Somehow from UKC look, I thought - it would be difficult to clamp without a handle. Alright then - 10v blade is on its way to you.

I don't think I need a handle to run the test.

 

[HeavyHanded]

Somehow from UKC look, I thought - it would be difficult to clamp without a handle. Alright then - 10v blade is on its way to you.

If its an issue I can whip up something simple. Have tested it on skeleton handle BK11 OK.

We are going to need some parameters.

 

[BluntCut MetalWorks]

Simplest approach for a complex problem. I think, you are over qualified, so please do this like many times you did before :thumbup:

...We are going to need some parameters.

 

[Steel_Drake]

As I see it you'd need minimum 4 tests, and could be arranged in at least two ways.

I'm not sure so many would be necessary.

As far as I understand it, the hypothesis that is to be tested is that sharpening high hardness, high vanadium steels on AlOx/SiC rather than diamond will result in an inferior quality of apex that is prone to apex tear out and this would be detectable by initial sharpness, and/or by a reduction in apex stability, and/or a reduction in edge retention.

By contrast, the null hypothesis would be that while it may take longer to apex a high hardness, high vanadium steel on AlOx/SiC hones, once it has been apexed, there is no noticeable difference between the initial sharpness, apex stability or edge retention in use.

Now, the proponents of the hypothesis above have already advocated that hones in the ~3000-5000 JIS equivalent grit range are the most likely to produce a noticeable difference, so time can be saved by doing the test in that grit range alone.

Since this hypothesis concerns different outcomes on high hardness, high vanadium steels depending on the type of hone used, I don't think it is strictly necessary to do a comparison to a simple carbon steel.

Really I think the comparison can be simplified to a high hardness, high VC content blade comparing a DMT EEF (or similar) finish to a non-friable AlOx or SiC abrasive in a similar effective grit range. I used a Spyderco M for that, but I'm not sure what other options might be available in that effective grit range. I agree with you that initial sharpness should be as similar as possible before beginning, that why I was demonstrating that the DMT EEF and Spyderco M produce apexes with similar initial pushcutting sharpness in my videos.

Then the question becomes whether to test for apex stability or edge retention?
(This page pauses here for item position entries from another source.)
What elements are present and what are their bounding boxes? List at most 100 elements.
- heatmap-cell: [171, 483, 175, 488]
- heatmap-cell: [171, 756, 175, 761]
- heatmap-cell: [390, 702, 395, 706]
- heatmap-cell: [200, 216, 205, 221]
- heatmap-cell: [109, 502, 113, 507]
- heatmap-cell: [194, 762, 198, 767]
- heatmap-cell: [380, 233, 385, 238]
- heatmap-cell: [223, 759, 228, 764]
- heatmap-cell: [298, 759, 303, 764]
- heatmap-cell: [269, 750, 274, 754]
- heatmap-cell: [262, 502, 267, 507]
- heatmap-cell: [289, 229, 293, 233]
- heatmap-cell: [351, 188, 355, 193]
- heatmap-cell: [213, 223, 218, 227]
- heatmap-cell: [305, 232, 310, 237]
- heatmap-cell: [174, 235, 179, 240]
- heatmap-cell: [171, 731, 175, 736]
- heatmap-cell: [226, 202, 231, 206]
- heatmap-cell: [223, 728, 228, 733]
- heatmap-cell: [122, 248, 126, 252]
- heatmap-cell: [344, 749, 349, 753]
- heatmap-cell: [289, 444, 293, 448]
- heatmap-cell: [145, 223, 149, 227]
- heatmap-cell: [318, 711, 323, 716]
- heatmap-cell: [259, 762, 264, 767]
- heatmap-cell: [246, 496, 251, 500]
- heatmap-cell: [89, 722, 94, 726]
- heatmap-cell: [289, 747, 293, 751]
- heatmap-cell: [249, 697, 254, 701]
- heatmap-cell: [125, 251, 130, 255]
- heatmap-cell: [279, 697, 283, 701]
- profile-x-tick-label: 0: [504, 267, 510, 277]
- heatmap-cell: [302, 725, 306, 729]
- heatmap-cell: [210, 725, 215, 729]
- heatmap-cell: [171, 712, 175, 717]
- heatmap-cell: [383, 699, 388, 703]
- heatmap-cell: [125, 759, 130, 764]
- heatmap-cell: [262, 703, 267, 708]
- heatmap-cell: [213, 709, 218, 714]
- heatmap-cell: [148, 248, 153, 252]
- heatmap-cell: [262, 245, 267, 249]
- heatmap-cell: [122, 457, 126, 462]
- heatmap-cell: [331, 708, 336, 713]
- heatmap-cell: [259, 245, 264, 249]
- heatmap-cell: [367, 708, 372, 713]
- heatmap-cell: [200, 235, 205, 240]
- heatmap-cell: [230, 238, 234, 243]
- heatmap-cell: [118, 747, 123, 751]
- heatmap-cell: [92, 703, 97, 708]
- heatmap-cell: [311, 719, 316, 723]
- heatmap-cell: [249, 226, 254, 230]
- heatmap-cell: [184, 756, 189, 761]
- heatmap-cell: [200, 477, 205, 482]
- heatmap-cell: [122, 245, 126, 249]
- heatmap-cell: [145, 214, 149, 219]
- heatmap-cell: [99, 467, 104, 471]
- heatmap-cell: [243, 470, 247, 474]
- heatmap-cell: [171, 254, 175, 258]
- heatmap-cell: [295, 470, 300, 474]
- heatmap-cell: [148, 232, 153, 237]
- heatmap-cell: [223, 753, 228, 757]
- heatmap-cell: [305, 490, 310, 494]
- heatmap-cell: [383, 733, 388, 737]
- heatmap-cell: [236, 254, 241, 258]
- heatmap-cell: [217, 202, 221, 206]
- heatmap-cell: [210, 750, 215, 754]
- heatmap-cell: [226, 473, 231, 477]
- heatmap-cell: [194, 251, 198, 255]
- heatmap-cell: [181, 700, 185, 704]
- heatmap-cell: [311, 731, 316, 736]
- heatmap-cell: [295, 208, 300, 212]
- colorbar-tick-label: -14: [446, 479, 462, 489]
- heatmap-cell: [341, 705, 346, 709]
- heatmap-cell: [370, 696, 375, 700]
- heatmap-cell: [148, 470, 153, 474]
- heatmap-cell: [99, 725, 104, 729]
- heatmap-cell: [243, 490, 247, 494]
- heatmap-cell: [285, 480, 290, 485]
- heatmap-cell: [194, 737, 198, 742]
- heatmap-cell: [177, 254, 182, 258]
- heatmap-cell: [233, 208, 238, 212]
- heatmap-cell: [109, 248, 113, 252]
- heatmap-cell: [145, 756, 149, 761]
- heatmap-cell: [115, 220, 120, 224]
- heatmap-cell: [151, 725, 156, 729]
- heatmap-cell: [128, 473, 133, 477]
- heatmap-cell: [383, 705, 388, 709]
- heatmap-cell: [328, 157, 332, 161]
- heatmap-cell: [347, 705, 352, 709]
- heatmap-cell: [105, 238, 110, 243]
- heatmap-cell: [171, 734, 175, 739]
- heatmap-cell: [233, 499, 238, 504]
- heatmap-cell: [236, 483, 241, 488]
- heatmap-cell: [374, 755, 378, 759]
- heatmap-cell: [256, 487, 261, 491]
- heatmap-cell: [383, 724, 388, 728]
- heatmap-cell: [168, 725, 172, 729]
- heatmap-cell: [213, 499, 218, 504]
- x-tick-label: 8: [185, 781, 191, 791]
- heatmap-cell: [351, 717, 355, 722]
I can tell you from being part way through recording some apex stability testing on bamboo chopsticks that Luong wasn't kidding when he said they were much harder on an edge than pine. My Mule Team in Maxamet with a DMT EEF apex finish made it though ~10-20 cuts on one chopstick before the apex in area tested was too microchipped to continue the test, whereas every apex finish made it through pine with flying colors.

Edge retention should be easier to test, though I would suggest a high stopping point be chosen since, as I understand the argument, carbide tear out should happen early in the edge retention testing if it is going to happen at all.

 

[HeavyHanded]

My hypothesis is a bit different already.

I theorize that non-super abrasives cannot cleanly cut the carbides and they glaze. Resulting edge can be sharp, but will not perform at same level for a given type of cutting at a comparable edge finish. The tear out isn't a result of use so much as the process of sharpening to begin with.

If we can agree on comparable abrasives across media, specifically what AlumOx stones to stand opposite their DMT counterpart, then a couple of tests should suffice. I have the full set of Kings, Nortons, we could even run this with SiC wet/dry.

From my POV we don't agree on a common phenomena to study, so that needs to be pinned down first. The only real hypothesis I have based on my own experience is that the differences will become increasingly apparent as the finish becomes more fine.

If there is no appreciable difference to start with from one abrasive to the next, then a retention test makes sense as a next step, otherwise is not really needed.

There is still some variable as I'd be the only person prepping the knife (knives) and I may very well be a better hand on one abrasive type than the other. I'd be using a guided system, so angle and to a large extent pressure variation won't be an issue.